Fazio intentó oponer una débil resistencia.

– ¿Y si hay alguna llamada importante?

– Vamos, hasta pasado mañana no volverán a dar señales de vida. ¿No lo has oído?

Tras haber dejado a Fazio, se dirigió a Marinella. Entró con sigilo, fue al cuarto de baño, regresó a la sala y se quedó mirando el sofá. Estaba demasiado cansado para ponerse a soltar maldiciones. Mientras se quitaba la camisa observó que la puerta del dormitorio estaba entornada. Por lo visto, Livia se había arrepentido de haberlo enviado al exilio. Fue de nuevo al cuarto de baño, terminó de quitarse la ropa, entró de puntillas en la habitación y se acostó. Al cabo de un rato se arrimó muy despacio a Livia, que dormía profundamente. Cerró los ojos y empezó a viajar de inmediato por el país de los sueños. Y de pronto, «clac». El resorte del tiempo se bloqueó. Sin necesidad de mirar el reloj supo que eran las tres horas, veintisiete minutos y cuarenta segundos. ¿Cuánto había dormido? Por suerte, volvió a dormirse enseguida.
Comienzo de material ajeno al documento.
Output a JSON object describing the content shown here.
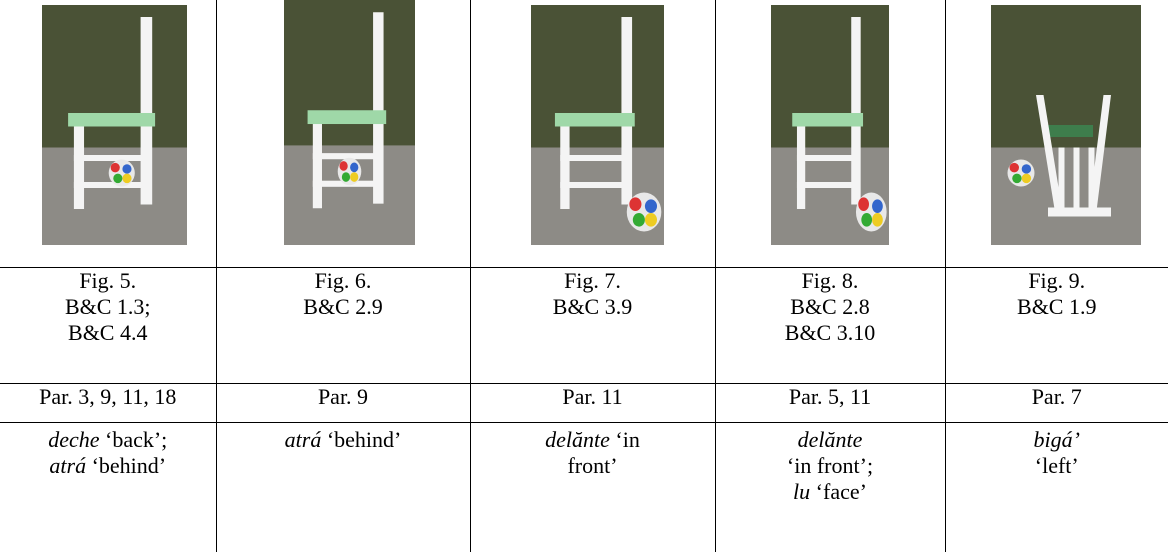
{
  "table": {
    "columns": [
      {
        "figure": "Fig. 5.",
        "refs": [
          "B&C 1.3;",
          "B&C 4.4"
        ],
        "paragraphs": "Par. 3, 9, 11, 18",
        "gloss": [
          [
            {
              "text": "deche",
              "italic": true
            },
            {
              "text": "‘back’;"
            }
          ],
          [
            {
              "text": "atrá",
              "italic": true
            },
            {
              "text": "‘behind’"
            }
          ]
        ]
      },
      {
        "figure": "Fig. 6.",
        "refs": [
          "B&C 2.9"
        ],
        "paragraphs": "Par. 9",
        "gloss": [
          [
            {
              "text": "atrá",
              "italic": true
            },
            {
              "text": "‘behind’"
            }
          ]
        ]
      },
      {
        "figure": "Fig. 7.",
        "refs": [
          "B&C 3.9"
        ],
        "paragraphs": "Par. 11",
        "gloss": [
          [
            {
              "text": "delănte",
              "italic": true
            },
            {
              "text": "‘in"
            }
          ],
          [
            {
              "text": "front’"
            }
          ]
        ]
      },
      {
        "figure": "Fig. 8.",
        "refs": [
          "B&C 2.8",
          "B&C 3.10"
        ],
        "paragraphs": "Par. 5, 11",
        "gloss": [
          [
            {
              "text": "delănte",
              "italic": true
            }
          ],
          [
            {
              "text": "‘in front’;"
            }
          ],
          [
            {
              "text": "lu",
              "italic": true
            },
            {
              "text": "‘face’"
            }
          ]
        ]
      },
      {
        "figure": "Fig. 9.",
        "refs": [
          "B&C 1.9"
        ],
        "paragraphs": "Par. 7",
        "gloss": [
          [
            {
              "text": "bigá’",
              "italic": true
            }
          ],
          [
            {
              "text": "‘left’"
            }
          ]
        ]
      }
    ]
  }
}
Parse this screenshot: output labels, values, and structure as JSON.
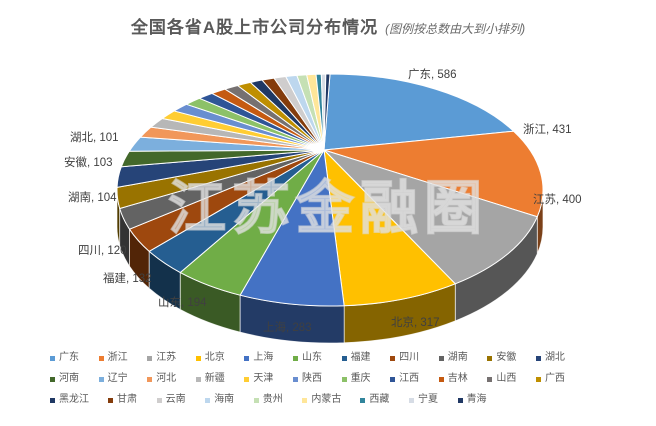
{
  "title": {
    "main": "全国各省A股上市公司分布情况",
    "note": "(图例按总数由大到小排列)"
  },
  "watermark": "江苏金融圈",
  "colors": {
    "background": "#ffffff",
    "title_text": "#595959",
    "data_label_text": "#404040",
    "legend_text": "#595959",
    "slice_border": "#ffffff"
  },
  "chart_data": {
    "type": "pie",
    "style": "3d",
    "title": "全国各省A股上市公司分布情况",
    "subtitle": "(图例按总数由大到小排列)",
    "legend_position": "bottom",
    "sort_order": "descending",
    "data_label_format": "name, value",
    "labeled_slices_note": "values shown in image only for top 11; remaining slice values estimated from slice size",
    "slices": [
      {
        "name": "广东",
        "value": 586,
        "color": "#5B9BD5",
        "labeled": true
      },
      {
        "name": "浙江",
        "value": 431,
        "color": "#ED7D31",
        "labeled": true
      },
      {
        "name": "江苏",
        "value": 400,
        "color": "#A5A5A5",
        "labeled": true
      },
      {
        "name": "北京",
        "value": 317,
        "color": "#FFC000",
        "labeled": true
      },
      {
        "name": "上海",
        "value": 283,
        "color": "#4472C4",
        "labeled": true
      },
      {
        "name": "山东",
        "value": 194,
        "color": "#70AD47",
        "labeled": true
      },
      {
        "name": "福建",
        "value": 132,
        "color": "#255E91",
        "labeled": true
      },
      {
        "name": "四川",
        "value": 120,
        "color": "#9E480E",
        "labeled": true
      },
      {
        "name": "湖南",
        "value": 104,
        "color": "#636363",
        "labeled": true
      },
      {
        "name": "安徽",
        "value": 103,
        "color": "#997300",
        "labeled": true
      },
      {
        "name": "湖北",
        "value": 101,
        "color": "#264478",
        "labeled": true
      },
      {
        "name": "河南",
        "value": 78,
        "color": "#43682B",
        "labeled": false,
        "estimated": true
      },
      {
        "name": "辽宁",
        "value": 75,
        "color": "#7CAFDD",
        "labeled": false,
        "estimated": true
      },
      {
        "name": "河北",
        "value": 56,
        "color": "#F1975A",
        "labeled": false,
        "estimated": true
      },
      {
        "name": "新疆",
        "value": 52,
        "color": "#B7B7B7",
        "labeled": false,
        "estimated": true
      },
      {
        "name": "天津",
        "value": 48,
        "color": "#FFCD33",
        "labeled": false,
        "estimated": true
      },
      {
        "name": "陕西",
        "value": 46,
        "color": "#698ED0",
        "labeled": false,
        "estimated": true
      },
      {
        "name": "重庆",
        "value": 45,
        "color": "#8CC168",
        "labeled": false,
        "estimated": true
      },
      {
        "name": "江西",
        "value": 41,
        "color": "#2F5597",
        "labeled": false,
        "estimated": true
      },
      {
        "name": "吉林",
        "value": 40,
        "color": "#C55A11",
        "labeled": false,
        "estimated": true
      },
      {
        "name": "山西",
        "value": 38,
        "color": "#767171",
        "labeled": false,
        "estimated": true
      },
      {
        "name": "广西",
        "value": 37,
        "color": "#BF8F00",
        "labeled": false,
        "estimated": true
      },
      {
        "name": "黑龙江",
        "value": 33,
        "color": "#1F3864",
        "labeled": false,
        "estimated": true
      },
      {
        "name": "甘肃",
        "value": 33,
        "color": "#843C0C",
        "labeled": false,
        "estimated": true
      },
      {
        "name": "云南",
        "value": 32,
        "color": "#CFCDCD",
        "labeled": false,
        "estimated": true
      },
      {
        "name": "海南",
        "value": 30,
        "color": "#BDD7EE",
        "labeled": false,
        "estimated": true
      },
      {
        "name": "贵州",
        "value": 26,
        "color": "#C5E0B4",
        "labeled": false,
        "estimated": true
      },
      {
        "name": "内蒙古",
        "value": 25,
        "color": "#FFE699",
        "labeled": false,
        "estimated": true
      },
      {
        "name": "西藏",
        "value": 14,
        "color": "#31859C",
        "labeled": false,
        "estimated": true
      },
      {
        "name": "宁夏",
        "value": 12,
        "color": "#D6DCE5",
        "labeled": false,
        "estimated": true
      },
      {
        "name": "青海",
        "value": 11,
        "color": "#203864",
        "labeled": false,
        "estimated": true
      }
    ],
    "legend_rows": [
      11,
      11,
      9
    ]
  }
}
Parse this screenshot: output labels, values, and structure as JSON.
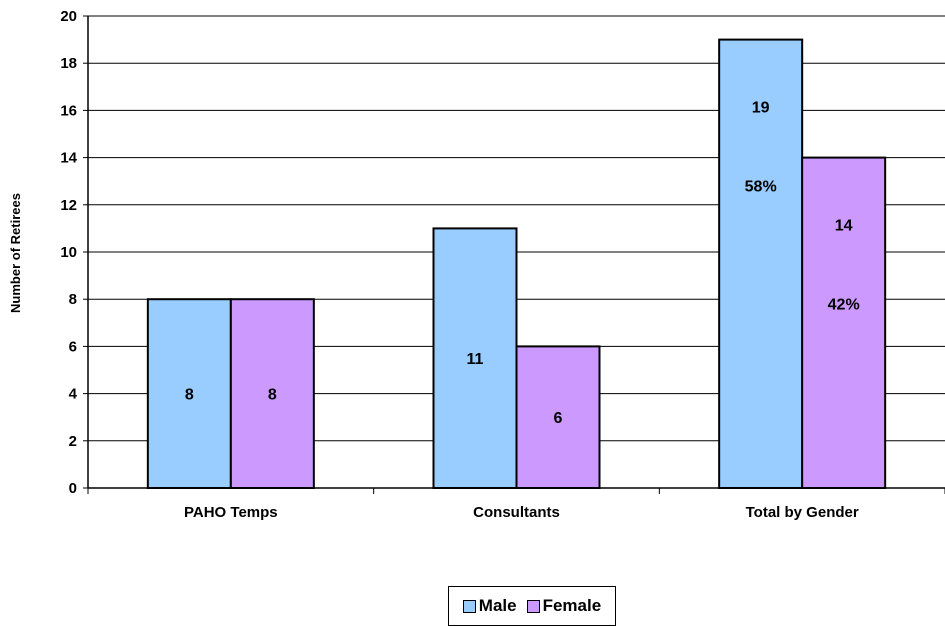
{
  "chart_data": {
    "type": "bar",
    "categories": [
      "PAHO Temps",
      "Consultants",
      "Total by Gender"
    ],
    "series": [
      {
        "name": "Male",
        "values": [
          8,
          11,
          19
        ],
        "color": "#99ccff",
        "percent_labels": [
          null,
          null,
          "58%"
        ]
      },
      {
        "name": "Female",
        "values": [
          8,
          6,
          14
        ],
        "color": "#cc99ff",
        "percent_labels": [
          null,
          null,
          "42%"
        ]
      }
    ],
    "ylabel": "Number of Retirees",
    "xlabel": "",
    "title": "",
    "ylim": [
      0,
      20
    ],
    "yticks": [
      0,
      2,
      4,
      6,
      8,
      10,
      12,
      14,
      16,
      18,
      20
    ],
    "grid": true,
    "legend_position": "bottom-center"
  }
}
Livia despertó hacia las siete de la mañana. Y Montalbano también. E hicieron las paces.

Delante de la comisaría lo esperaba Francesco Lipari, el novio de Susanna.

Sus ojeras denotaban nerviosismo y noches en blanco.
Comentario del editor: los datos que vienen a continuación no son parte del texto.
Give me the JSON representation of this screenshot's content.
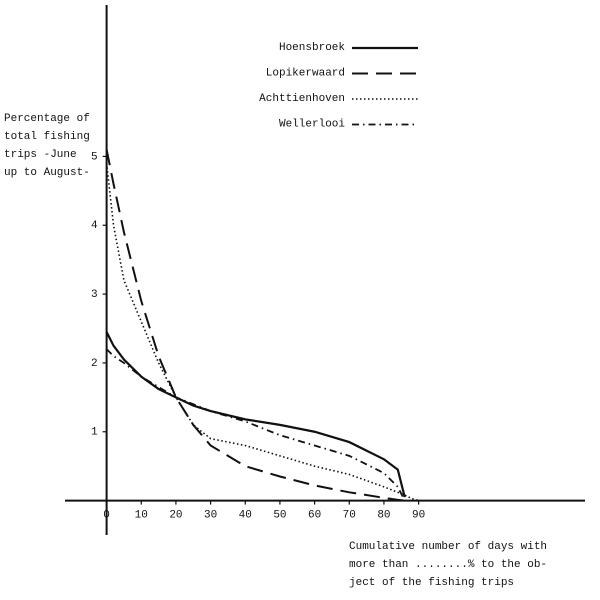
{
  "chart_data": {
    "type": "line",
    "y_label": [
      "Percentage of",
      "total fishing",
      "trips -June",
      "up to August-"
    ],
    "x_label": [
      "Cumulative  number of days with",
      "more than ........% to the ob-",
      "ject of the fishing trips"
    ],
    "x": [
      0,
      2,
      5,
      10,
      15,
      20,
      25,
      30,
      40,
      50,
      60,
      70,
      80,
      84,
      86,
      88,
      90
    ],
    "series": [
      {
        "name": "Hoensbroek",
        "color": "#111111",
        "style": "solid",
        "values": [
          2.45,
          2.25,
          2.05,
          1.8,
          1.62,
          1.5,
          1.38,
          1.3,
          1.18,
          1.1,
          1.0,
          0.85,
          0.6,
          0.45,
          0.05,
          null,
          null
        ]
      },
      {
        "name": "Lopikerwaard",
        "color": "#111111",
        "style": "dashed",
        "values": [
          5.1,
          4.6,
          3.9,
          2.9,
          2.1,
          1.5,
          1.1,
          0.8,
          0.5,
          0.35,
          0.22,
          0.12,
          0.04,
          0.01,
          0,
          null,
          null
        ]
      },
      {
        "name": "Achttienhoven",
        "color": "#111111",
        "style": "dotted",
        "values": [
          4.9,
          4.0,
          3.2,
          2.6,
          2.0,
          1.5,
          1.1,
          0.9,
          0.8,
          0.65,
          0.5,
          0.38,
          0.2,
          0.12,
          0.08,
          0.03,
          0
        ]
      },
      {
        "name": "Wellerlooi",
        "color": "#111111",
        "style": "dashdot",
        "values": [
          2.2,
          2.1,
          2.0,
          1.8,
          1.65,
          1.5,
          1.4,
          1.3,
          1.15,
          0.95,
          0.8,
          0.65,
          0.4,
          0.2,
          0,
          null,
          null
        ]
      }
    ],
    "xlim": [
      -12,
      138
    ],
    "ylim": [
      -0.5,
      7.2
    ],
    "xticks": [
      0,
      10,
      20,
      30,
      40,
      50,
      60,
      70,
      80,
      90
    ],
    "yticks": [
      1,
      2,
      3,
      4,
      5
    ],
    "legend": "upper right"
  }
}
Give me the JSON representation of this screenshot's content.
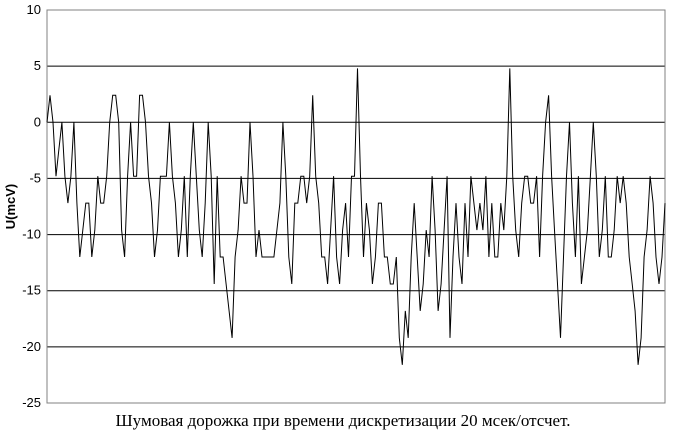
{
  "chart_data": {
    "type": "line",
    "title": "",
    "xlabel": "",
    "ylabel": "U(mcV)",
    "ylim": [
      -25,
      10
    ],
    "yticks": [
      10,
      5,
      0,
      -5,
      -10,
      -15,
      -20,
      -25
    ],
    "grid": "horizontal",
    "legend": "none",
    "line_color": "#000000",
    "series": [
      {
        "values": [
          0,
          2.4,
          0,
          -4.8,
          -2.4,
          0,
          -4.8,
          -7.2,
          -4.8,
          0,
          -7.2,
          -12,
          -9.6,
          -7.2,
          -7.2,
          -12,
          -9.6,
          -4.8,
          -7.2,
          -7.2,
          -4.8,
          0,
          2.4,
          2.4,
          0,
          -9.6,
          -12,
          -4.8,
          0,
          -4.8,
          -4.8,
          2.4,
          2.4,
          0,
          -4.8,
          -7.2,
          -12,
          -9.6,
          -4.8,
          -4.8,
          -4.8,
          0,
          -4.8,
          -7.2,
          -12,
          -9.6,
          -4.8,
          -12,
          -4.8,
          0,
          -4.8,
          -9.6,
          -12,
          -7.2,
          0,
          -4.8,
          -14.4,
          -4.8,
          -12,
          -12,
          -14.4,
          -16.8,
          -19.2,
          -12,
          -9.6,
          -4.8,
          -7.2,
          -7.2,
          0,
          -4.8,
          -12,
          -9.6,
          -12,
          -12,
          -12,
          -12,
          -12,
          -9.6,
          -7.2,
          0,
          -4.8,
          -12,
          -14.4,
          -7.2,
          -7.2,
          -4.8,
          -4.8,
          -7.2,
          -4.8,
          2.4,
          -4.8,
          -7.2,
          -12,
          -12,
          -14.4,
          -9.6,
          -4.8,
          -12,
          -14.4,
          -9.6,
          -7.2,
          -12,
          -4.8,
          -4.8,
          4.8,
          -4.8,
          -12,
          -7.2,
          -9.6,
          -14.4,
          -12,
          -7.2,
          -7.2,
          -12,
          -12,
          -14.4,
          -14.4,
          -12,
          -19.2,
          -21.6,
          -16.8,
          -19.2,
          -12,
          -7.2,
          -12,
          -16.8,
          -14.4,
          -9.6,
          -12,
          -4.8,
          -9.6,
          -16.8,
          -14.4,
          -9.6,
          -4.8,
          -19.2,
          -12,
          -7.2,
          -12,
          -14.4,
          -7.2,
          -12,
          -4.8,
          -7.2,
          -9.6,
          -7.2,
          -9.6,
          -4.8,
          -12,
          -7.2,
          -12,
          -12,
          -7.2,
          -9.6,
          -4.8,
          4.8,
          -4.8,
          -9.6,
          -12,
          -7.2,
          -4.8,
          -4.8,
          -7.2,
          -7.2,
          -4.8,
          -12,
          -4.8,
          0,
          2.4,
          -4.8,
          -9.6,
          -14.4,
          -19.2,
          -12,
          -4.8,
          0,
          -7.2,
          -12,
          -4.8,
          -14.4,
          -12,
          -9.6,
          -4.8,
          0,
          -4.8,
          -12,
          -9.6,
          -4.8,
          -12,
          -12,
          -9.6,
          -4.8,
          -7.2,
          -4.8,
          -7.2,
          -12,
          -14.4,
          -16.8,
          -21.6,
          -19.2,
          -12,
          -9.6,
          -4.8,
          -7.2,
          -12,
          -14.4,
          -12,
          -7.2
        ]
      }
    ]
  },
  "caption": "Шумовая дорожка при времени дискретизации 20 мсек/отсчет."
}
– Disculpe, comisario, pero esta mañana temprano telefoneó el padre de Susanna para contarme lo de la llamada…

– ¡Pero cómo! ¡Minutolo no quería que se supiera nada!

El muchacho se encogió de hombros.

– Bueno, pasa -dijo Montalbano-. Pero no le menciones a nadie lo de la llamada.

Al entrar, le advirtió a Catarella que no lo molestaran.

– ¿Tienes algo que decirme? -le preguntó al joven.

– Nada en particular, pero ayer se me olvidó una cosa. No sé hasta qué extremo puede ser importante…

– Todo puede ser importante.

– Cuando descubrí el ciclomotor no fui inmediatamente al chalet para avisar a su padre. Recorrí el sendero hasta Vigàta y luego volví por el mismo camino.